PNG Air revenue rises despite ‘soft’ economic conditions

Business

PNG Air’s overall revenue went up by 28 per cent in 2017 compared to 2016, according to chairman of directors Murray Woo.
“The growth in revenue, despite soft prevailing economic conditions, supports the airline’s strategy of re-fleeting by bringing in brand new ATRs, and shows that we now provide a competitive alternative for the travelling public of Papua New Guinea,” Woo said.
“Our vision in re-fleeting and rebranding the airline was to bring first-world aviation services to PNG.
“Our challenge now is to make air travel more available to the people of PNG and to keep improving the service we offer.”
While revenue grew, the airline recorded an operating loss before abnormal items and tax of K4 million in 2017, which is a significant improvement compared to the K34.84 million operating loss in 2016.
The loss including abnormal items before tax amounted to K11.95 million in 2017 (K73.53 million in 2016).
“While the operating loss represented an improvement over 2016, we were aiming to make profits in 2017, but the soft PNG economy, weak global resource prices, foreign exchange difficulties and fuel prices all worked against us,” Woo said.
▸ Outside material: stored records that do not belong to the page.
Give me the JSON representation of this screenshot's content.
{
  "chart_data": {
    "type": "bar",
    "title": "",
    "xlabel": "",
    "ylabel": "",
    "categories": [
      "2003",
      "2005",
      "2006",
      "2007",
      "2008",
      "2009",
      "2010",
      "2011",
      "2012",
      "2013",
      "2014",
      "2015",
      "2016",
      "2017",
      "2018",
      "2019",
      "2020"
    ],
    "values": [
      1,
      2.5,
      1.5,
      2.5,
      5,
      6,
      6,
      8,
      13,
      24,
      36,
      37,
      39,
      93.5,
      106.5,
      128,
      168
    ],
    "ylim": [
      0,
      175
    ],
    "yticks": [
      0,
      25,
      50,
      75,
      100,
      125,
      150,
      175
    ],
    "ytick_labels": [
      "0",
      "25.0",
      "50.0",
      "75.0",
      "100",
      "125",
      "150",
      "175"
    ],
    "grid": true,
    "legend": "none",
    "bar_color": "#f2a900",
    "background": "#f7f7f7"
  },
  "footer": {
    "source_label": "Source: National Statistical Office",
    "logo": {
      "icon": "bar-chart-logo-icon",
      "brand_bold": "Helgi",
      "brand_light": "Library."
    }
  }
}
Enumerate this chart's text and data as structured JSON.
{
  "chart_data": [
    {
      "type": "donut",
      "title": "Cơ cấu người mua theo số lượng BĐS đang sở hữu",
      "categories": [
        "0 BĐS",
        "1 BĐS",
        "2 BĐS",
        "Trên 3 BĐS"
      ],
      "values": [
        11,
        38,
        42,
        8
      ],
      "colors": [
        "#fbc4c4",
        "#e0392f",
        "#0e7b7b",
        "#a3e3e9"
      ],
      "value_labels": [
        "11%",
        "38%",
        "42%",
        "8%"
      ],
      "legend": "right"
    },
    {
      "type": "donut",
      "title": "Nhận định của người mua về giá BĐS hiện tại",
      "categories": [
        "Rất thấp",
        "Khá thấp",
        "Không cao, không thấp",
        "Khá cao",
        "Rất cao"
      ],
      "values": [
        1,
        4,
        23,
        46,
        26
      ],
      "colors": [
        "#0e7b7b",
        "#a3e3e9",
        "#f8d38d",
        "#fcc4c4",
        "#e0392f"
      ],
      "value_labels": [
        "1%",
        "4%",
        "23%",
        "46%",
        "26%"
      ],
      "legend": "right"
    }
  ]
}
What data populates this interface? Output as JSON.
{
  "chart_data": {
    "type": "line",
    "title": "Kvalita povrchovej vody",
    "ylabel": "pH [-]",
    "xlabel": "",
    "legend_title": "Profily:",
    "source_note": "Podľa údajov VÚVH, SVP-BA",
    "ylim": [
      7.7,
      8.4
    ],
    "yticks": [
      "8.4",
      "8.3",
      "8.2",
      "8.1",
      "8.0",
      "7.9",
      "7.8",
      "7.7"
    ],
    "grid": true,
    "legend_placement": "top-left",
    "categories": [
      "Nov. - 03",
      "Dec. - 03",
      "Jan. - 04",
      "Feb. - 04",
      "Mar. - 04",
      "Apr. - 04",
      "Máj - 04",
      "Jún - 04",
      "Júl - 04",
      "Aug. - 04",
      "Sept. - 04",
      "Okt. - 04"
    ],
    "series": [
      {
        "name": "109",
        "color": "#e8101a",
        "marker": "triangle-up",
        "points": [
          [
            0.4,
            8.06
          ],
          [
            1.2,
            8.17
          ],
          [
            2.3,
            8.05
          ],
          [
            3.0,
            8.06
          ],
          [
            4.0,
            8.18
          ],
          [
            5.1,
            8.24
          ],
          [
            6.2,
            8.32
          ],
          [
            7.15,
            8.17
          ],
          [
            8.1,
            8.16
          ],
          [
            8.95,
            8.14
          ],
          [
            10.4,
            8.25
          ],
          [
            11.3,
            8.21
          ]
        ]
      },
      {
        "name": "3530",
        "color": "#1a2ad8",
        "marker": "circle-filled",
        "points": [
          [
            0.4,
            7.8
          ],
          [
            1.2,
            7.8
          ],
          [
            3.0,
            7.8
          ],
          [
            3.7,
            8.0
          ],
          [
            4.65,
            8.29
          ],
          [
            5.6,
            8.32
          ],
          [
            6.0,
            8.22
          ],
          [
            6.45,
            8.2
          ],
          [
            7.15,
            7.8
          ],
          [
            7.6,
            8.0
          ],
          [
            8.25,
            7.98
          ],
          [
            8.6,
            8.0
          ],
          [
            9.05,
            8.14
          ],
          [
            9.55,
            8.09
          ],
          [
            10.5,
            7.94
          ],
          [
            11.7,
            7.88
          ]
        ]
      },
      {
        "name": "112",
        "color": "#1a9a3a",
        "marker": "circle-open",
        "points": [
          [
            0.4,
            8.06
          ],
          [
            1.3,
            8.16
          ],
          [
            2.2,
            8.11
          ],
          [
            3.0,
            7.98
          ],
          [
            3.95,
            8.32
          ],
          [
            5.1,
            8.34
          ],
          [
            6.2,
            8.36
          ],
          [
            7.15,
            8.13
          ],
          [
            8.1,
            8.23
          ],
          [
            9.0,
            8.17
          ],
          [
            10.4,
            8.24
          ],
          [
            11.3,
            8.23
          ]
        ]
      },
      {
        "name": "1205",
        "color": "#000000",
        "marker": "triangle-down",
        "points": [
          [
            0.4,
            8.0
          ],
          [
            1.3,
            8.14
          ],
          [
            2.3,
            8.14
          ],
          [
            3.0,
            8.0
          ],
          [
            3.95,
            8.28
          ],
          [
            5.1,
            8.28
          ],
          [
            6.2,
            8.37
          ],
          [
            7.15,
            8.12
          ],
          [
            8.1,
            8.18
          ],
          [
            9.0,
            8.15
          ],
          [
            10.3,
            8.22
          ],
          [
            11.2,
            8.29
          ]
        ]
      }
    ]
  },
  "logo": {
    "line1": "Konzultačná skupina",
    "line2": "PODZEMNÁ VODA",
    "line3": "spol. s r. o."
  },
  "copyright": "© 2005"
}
“The airline’s highlights for the year included winning the contract to service all of Newcrest’s aviation requirements in PNG, and adding two additional brand new ATR 72-600 aircraft to its fleet, bringing the ATR fleet to seven.
“The airline now has the youngest fleet in PNG.”
PNG Air opened airport lounges at Lae and Mt Hagen, and completed conversion of one of its Dash 8 aircraft to a full-freighter configuration, able to carry up to four tonnes of freight.
“We are confident about the future for PNG Air,” Woo said. “The economy is expected to grow and there should be more investments in the resource sectors.
“PNG Air has the right aircraft and people to provide the aviation services that will require, putting us is in a strong position to benefit as growth occurs.”